There is in most countries. Unless you mean shortfills you are meant to add nic to? In the US those still firmly fall under the laws restricting sale of vapes. Don’t know about the UK or Europe, I know those products exist there though.
Otherwise you can’t legally sell bulk nicotine to underage people, obviously the other ingredients are used for such a wide variety of things they can’t really be restricted like that.
I just checked. It is illegal to sell nicotine vaping products to anyone under the age of 18 in the UK. Hands up, I am guilty of making assumptions here.
Especially the single-use ones are really bad for the environment. I don’t mind this.

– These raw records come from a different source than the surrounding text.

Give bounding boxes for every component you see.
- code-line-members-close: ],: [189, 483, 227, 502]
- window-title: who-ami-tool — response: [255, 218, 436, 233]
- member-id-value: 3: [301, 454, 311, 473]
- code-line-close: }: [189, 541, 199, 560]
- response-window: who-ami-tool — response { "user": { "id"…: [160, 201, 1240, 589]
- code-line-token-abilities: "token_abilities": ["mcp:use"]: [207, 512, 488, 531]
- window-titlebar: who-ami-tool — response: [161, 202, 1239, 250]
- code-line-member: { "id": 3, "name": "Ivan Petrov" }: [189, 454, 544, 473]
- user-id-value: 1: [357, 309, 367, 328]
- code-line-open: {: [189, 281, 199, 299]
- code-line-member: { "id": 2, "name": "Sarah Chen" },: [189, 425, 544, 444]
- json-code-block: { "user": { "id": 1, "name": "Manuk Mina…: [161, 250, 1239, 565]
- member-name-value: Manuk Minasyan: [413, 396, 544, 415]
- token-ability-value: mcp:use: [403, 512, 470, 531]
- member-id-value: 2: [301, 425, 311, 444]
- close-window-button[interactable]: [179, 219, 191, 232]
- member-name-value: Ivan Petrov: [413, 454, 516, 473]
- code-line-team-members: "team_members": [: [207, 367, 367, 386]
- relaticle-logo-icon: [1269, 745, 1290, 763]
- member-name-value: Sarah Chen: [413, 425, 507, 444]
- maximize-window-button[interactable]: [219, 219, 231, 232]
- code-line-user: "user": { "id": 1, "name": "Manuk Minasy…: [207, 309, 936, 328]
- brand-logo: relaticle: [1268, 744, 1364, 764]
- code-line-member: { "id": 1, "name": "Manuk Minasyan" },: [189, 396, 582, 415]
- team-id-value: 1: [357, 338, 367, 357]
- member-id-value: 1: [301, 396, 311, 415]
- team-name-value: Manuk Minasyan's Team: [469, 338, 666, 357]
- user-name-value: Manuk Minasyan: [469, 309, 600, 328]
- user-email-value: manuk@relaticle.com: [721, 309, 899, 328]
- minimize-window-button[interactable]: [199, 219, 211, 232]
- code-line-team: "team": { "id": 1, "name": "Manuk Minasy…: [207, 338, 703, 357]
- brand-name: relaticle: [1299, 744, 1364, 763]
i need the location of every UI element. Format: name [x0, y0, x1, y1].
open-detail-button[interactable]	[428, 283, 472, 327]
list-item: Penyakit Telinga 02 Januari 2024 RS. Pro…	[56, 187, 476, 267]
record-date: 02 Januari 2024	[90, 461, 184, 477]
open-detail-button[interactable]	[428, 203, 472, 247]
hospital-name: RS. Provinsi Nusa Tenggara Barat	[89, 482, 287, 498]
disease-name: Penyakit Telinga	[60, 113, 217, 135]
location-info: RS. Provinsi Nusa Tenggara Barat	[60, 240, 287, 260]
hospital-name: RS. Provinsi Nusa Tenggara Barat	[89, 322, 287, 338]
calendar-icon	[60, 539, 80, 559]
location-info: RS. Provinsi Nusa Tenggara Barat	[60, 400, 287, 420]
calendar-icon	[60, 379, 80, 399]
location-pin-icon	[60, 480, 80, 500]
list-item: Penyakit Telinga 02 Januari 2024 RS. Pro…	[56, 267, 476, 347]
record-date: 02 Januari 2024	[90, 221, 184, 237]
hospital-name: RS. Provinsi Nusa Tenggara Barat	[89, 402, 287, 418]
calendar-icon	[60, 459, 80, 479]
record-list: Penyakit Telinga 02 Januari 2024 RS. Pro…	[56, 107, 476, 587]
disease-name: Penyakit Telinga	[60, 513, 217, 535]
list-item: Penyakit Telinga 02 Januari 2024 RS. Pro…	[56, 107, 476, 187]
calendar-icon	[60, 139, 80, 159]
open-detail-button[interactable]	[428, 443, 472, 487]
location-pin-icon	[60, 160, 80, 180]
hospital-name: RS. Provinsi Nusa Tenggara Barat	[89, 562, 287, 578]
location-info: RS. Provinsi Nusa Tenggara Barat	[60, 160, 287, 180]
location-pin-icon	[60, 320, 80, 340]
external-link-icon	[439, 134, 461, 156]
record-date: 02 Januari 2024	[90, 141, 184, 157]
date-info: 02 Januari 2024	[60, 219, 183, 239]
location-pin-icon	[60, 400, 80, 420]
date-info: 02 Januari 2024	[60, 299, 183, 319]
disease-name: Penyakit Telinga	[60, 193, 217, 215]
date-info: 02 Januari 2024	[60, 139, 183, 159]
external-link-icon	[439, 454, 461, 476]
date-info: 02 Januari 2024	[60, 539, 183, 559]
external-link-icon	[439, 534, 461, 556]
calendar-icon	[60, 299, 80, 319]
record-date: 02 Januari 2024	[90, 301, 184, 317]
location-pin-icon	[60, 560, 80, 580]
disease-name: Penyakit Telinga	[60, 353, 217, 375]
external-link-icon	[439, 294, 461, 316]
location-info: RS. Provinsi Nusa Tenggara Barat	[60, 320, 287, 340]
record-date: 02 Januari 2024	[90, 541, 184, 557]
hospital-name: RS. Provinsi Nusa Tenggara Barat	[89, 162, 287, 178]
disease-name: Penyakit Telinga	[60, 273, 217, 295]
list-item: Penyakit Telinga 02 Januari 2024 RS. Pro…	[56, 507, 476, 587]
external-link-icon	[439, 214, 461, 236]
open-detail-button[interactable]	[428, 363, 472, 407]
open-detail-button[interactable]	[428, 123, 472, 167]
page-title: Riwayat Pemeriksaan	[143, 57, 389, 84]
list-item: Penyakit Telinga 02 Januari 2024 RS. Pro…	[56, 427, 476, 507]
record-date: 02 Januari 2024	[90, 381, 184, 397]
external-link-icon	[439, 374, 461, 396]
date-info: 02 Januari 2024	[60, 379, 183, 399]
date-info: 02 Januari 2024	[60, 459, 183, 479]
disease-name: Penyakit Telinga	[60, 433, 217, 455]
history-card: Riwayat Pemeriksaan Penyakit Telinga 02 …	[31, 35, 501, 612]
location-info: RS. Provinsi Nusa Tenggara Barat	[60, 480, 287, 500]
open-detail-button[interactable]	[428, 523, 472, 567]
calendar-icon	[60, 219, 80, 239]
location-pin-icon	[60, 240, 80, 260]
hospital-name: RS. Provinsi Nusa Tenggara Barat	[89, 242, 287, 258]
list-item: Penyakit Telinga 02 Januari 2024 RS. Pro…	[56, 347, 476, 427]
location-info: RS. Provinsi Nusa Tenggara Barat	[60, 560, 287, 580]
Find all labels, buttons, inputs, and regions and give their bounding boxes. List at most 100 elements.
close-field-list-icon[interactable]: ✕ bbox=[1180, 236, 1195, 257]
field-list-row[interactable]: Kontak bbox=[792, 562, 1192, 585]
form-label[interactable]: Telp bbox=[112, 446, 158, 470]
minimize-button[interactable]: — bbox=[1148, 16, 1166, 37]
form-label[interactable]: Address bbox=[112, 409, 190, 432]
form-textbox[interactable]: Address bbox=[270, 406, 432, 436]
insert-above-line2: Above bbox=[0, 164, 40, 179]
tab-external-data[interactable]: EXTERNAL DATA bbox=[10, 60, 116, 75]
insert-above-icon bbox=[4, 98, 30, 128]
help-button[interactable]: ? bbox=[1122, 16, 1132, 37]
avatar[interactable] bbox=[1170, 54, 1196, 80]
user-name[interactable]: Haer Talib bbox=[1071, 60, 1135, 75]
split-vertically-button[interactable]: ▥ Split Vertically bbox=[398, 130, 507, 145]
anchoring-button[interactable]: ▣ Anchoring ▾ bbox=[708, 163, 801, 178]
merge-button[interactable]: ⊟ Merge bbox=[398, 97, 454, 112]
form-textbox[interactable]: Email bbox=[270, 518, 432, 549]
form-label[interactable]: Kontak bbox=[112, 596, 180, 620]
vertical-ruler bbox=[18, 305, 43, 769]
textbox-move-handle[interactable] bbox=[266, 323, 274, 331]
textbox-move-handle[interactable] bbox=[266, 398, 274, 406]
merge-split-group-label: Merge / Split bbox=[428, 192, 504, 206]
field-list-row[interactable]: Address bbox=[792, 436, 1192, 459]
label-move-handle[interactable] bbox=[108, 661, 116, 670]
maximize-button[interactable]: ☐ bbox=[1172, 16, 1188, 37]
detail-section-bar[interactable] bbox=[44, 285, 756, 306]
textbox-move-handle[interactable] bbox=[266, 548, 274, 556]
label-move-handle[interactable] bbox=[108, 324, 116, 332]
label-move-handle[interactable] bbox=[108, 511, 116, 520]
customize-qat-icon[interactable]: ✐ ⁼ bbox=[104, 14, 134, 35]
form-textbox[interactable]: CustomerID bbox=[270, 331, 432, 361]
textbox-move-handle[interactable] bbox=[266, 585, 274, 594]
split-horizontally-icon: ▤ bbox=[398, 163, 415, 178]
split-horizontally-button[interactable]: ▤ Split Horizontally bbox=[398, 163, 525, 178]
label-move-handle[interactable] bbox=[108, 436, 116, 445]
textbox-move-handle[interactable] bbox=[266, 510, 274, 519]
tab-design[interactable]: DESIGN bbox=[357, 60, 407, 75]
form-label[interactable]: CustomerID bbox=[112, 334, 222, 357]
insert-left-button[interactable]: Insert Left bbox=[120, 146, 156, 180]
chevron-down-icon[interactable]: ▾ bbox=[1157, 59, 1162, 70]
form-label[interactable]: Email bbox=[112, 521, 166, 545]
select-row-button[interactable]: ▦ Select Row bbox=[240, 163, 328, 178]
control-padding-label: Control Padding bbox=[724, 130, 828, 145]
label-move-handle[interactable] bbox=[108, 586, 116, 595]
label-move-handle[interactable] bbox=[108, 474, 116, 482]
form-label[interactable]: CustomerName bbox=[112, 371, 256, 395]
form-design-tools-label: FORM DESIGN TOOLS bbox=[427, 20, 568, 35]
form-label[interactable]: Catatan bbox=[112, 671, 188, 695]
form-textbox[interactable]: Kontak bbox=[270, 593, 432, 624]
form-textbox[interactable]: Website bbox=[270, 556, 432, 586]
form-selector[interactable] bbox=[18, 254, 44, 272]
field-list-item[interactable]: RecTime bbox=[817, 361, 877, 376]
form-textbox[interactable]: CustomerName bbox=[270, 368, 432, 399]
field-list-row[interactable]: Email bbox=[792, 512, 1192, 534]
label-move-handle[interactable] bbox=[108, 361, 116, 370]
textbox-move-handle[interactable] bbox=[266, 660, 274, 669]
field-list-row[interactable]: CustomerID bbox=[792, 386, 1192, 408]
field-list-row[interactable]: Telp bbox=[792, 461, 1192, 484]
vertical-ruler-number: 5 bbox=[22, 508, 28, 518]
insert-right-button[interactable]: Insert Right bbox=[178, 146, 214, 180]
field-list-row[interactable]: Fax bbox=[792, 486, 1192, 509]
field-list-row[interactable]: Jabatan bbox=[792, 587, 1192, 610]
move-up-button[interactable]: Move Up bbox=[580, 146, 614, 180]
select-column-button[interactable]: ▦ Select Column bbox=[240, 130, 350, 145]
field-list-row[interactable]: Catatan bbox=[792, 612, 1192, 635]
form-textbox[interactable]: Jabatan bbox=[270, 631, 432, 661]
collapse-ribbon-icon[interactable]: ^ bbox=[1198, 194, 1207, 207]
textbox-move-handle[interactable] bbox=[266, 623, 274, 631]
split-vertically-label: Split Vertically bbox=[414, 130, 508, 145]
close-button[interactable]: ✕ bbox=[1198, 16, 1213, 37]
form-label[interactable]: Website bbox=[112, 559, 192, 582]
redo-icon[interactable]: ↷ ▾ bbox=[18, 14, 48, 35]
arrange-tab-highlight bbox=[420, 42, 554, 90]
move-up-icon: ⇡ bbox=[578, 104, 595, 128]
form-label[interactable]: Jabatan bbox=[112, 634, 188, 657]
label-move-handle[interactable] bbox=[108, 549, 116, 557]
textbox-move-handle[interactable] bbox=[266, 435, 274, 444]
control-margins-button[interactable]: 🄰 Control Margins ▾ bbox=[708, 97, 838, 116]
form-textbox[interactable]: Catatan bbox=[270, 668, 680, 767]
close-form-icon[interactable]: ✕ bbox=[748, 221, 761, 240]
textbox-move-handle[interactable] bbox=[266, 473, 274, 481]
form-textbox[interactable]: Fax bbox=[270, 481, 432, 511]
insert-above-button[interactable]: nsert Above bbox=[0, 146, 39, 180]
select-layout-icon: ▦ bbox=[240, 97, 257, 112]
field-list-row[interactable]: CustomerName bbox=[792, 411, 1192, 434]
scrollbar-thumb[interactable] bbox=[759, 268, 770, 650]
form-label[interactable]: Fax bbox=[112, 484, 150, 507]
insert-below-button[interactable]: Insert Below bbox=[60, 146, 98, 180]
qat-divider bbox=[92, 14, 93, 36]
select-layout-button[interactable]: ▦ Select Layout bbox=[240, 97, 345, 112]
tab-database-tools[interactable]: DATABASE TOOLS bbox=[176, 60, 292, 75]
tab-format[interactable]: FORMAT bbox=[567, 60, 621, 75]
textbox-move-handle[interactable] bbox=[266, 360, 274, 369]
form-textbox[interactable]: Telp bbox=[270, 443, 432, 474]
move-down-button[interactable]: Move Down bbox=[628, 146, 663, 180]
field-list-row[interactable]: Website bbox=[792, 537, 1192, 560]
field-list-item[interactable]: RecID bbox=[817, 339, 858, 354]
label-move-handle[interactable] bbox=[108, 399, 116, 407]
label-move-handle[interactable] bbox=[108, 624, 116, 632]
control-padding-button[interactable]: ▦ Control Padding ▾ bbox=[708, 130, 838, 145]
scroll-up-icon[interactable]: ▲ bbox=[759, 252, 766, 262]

However I think vaping is a good way for people to detox off cigarettes (by slowly reducing nicotine content) so banning vaping as a whole phenomenon is a bad thing IMO. Perhaps it could be prescription based for people who are trying to kick cigarettes.
Ban vapes, but won’t ban cigarettes…
Don’t ban them, that’ll just start up a black market for them which way less safe and also makes sure the government doesn’t get any portion of the sales to fund healthcare.
I say slowly ramp up the tax on them, incentiving smokers to quit. The higher price would also help prevent future smokers from picking up the habit since they’ll be so expensive, for pretty much no gain.
I say slowly ramp up the tax on them, incentiving smokers to quit.
That’s what they’ve been doing for years. It doesn’t really seem to work and is effectively just a tax on the poors.